During the summer, pilots around the country face one of the worst flying hazards in aviation: thunderstorms. Known as nature’s “heat engine,” thunderstorms are notoriously unpredictable and uncontrollable, especially during the hot summer months. While it isn’t always possible to avoid the associated hazards of thunderstorms such as turbulence and rain, there are ways to mitigate your risk of directly encountering a storm. Follow these five tips to avoid the dangers of summer thunderstorms and stay safer in the skies.
Check convective forecasts and radar reports before taking off
Careful preflight weather planning is the best way to avoid encountering a thunderstorm. Be sure to check convective forecasts and radar reports before your flight and create a backup plan in case you run into unexpected weather. Most importantly, remember not to let “get-home-itis” get the best of you. Trust your instincts and wait out storms on the ground if you cannot safely navigate an alternate route around impending thunderstorms.
Watch out for lightning
Lightning indicates the probability of a severe thunderstorm nearby. Furthermore, looking out the cockpit at bright lightning may temporarily impair your vision. Try to keep your eyes on your instruments to prevent the risk of becoming temporarily blinded by nearby lightning.
Don’t take a thunderstorm lightly
When it comes to thunderstorms, avoidance is the best policy. The FAA recommends flying 20 miles or more away from thunderstorms, since it’s possible to encounter associated hazards such as hail, wind shear, and turbulence within as few as 20 miles from strong storm cells. If you absolutely can’t avoid a thunderstorm, don’t attempt to turn around once you’ve entered the storm. Maintaining a straight and level course through the storm will typically get the aircraft out of the hazard in minimum time.

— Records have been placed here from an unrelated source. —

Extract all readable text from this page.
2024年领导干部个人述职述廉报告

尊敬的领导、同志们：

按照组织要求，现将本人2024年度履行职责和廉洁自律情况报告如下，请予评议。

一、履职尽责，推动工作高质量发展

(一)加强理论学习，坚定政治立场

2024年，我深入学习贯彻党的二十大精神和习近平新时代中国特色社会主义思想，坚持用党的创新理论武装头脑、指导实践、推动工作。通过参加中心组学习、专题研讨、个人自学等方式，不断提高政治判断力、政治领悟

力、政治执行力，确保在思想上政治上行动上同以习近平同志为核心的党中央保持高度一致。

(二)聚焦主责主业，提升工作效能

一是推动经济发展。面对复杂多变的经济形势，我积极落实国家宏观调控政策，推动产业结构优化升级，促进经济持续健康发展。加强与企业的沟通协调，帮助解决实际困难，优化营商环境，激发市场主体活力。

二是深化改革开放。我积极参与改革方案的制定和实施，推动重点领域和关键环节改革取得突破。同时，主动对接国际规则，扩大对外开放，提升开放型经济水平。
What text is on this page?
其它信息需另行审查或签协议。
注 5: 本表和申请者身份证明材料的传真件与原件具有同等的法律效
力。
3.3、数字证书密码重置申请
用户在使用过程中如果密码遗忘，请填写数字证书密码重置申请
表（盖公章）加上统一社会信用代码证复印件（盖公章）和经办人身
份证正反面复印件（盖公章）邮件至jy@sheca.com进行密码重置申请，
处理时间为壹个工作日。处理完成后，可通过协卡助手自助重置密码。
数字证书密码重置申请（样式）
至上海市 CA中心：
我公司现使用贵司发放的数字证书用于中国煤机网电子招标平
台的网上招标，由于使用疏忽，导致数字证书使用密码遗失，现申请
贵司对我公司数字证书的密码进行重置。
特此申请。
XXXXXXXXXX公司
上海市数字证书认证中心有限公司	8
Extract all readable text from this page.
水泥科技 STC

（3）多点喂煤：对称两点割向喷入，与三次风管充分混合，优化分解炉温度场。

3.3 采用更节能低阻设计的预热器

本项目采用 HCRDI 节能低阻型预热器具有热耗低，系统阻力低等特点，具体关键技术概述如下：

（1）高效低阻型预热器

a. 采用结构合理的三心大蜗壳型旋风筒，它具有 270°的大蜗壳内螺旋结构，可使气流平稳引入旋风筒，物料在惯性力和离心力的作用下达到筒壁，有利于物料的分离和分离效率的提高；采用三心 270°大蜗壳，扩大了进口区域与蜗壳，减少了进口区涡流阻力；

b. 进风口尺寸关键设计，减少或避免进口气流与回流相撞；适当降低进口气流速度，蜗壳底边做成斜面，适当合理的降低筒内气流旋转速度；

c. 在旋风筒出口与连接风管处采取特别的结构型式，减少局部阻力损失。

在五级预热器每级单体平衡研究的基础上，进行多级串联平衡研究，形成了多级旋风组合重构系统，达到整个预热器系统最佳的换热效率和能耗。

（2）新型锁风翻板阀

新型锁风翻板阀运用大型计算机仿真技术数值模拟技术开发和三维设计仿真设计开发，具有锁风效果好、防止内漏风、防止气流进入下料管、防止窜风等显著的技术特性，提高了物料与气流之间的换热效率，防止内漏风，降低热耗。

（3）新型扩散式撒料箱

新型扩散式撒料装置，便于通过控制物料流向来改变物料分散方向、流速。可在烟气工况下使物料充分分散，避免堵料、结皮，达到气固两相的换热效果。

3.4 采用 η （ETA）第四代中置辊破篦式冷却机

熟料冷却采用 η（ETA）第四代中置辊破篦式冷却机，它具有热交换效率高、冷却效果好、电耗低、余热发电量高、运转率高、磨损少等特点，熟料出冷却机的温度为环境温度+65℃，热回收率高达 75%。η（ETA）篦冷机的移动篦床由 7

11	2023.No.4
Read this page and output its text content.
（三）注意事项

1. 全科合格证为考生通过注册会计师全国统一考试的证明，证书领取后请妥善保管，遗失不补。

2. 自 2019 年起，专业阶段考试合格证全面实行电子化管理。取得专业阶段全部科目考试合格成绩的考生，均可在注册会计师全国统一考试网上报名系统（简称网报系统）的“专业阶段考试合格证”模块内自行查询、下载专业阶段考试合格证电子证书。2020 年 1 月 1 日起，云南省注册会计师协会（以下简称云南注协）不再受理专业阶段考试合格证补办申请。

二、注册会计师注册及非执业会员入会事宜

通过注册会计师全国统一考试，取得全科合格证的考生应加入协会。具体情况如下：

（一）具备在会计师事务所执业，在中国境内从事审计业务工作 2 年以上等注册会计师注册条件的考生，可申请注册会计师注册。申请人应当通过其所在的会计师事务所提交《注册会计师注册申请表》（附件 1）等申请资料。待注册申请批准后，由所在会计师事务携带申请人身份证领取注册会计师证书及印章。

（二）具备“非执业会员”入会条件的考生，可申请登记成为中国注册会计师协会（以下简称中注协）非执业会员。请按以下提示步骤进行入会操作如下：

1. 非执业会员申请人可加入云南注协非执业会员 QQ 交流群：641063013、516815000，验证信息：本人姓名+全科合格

Never attempt to fly beneath thunderstorms
Even if visibility is good and you can see to the other side of a storm cloud, you shouldn’t attempt to fly beneath a thunderstorm. Under the storm, the potential for encountering destructive flying hazards including wind shear, turbulence, and microbursts is much higher.
Reduce airspeed when encountering turbulence
If you find yourself facing hazardous levels of turbulence, decrease airspeed to the manufacturer’s recommended turbulence penetration airspeed (maneuvering speed) to avoid putting excess stress on the airplane.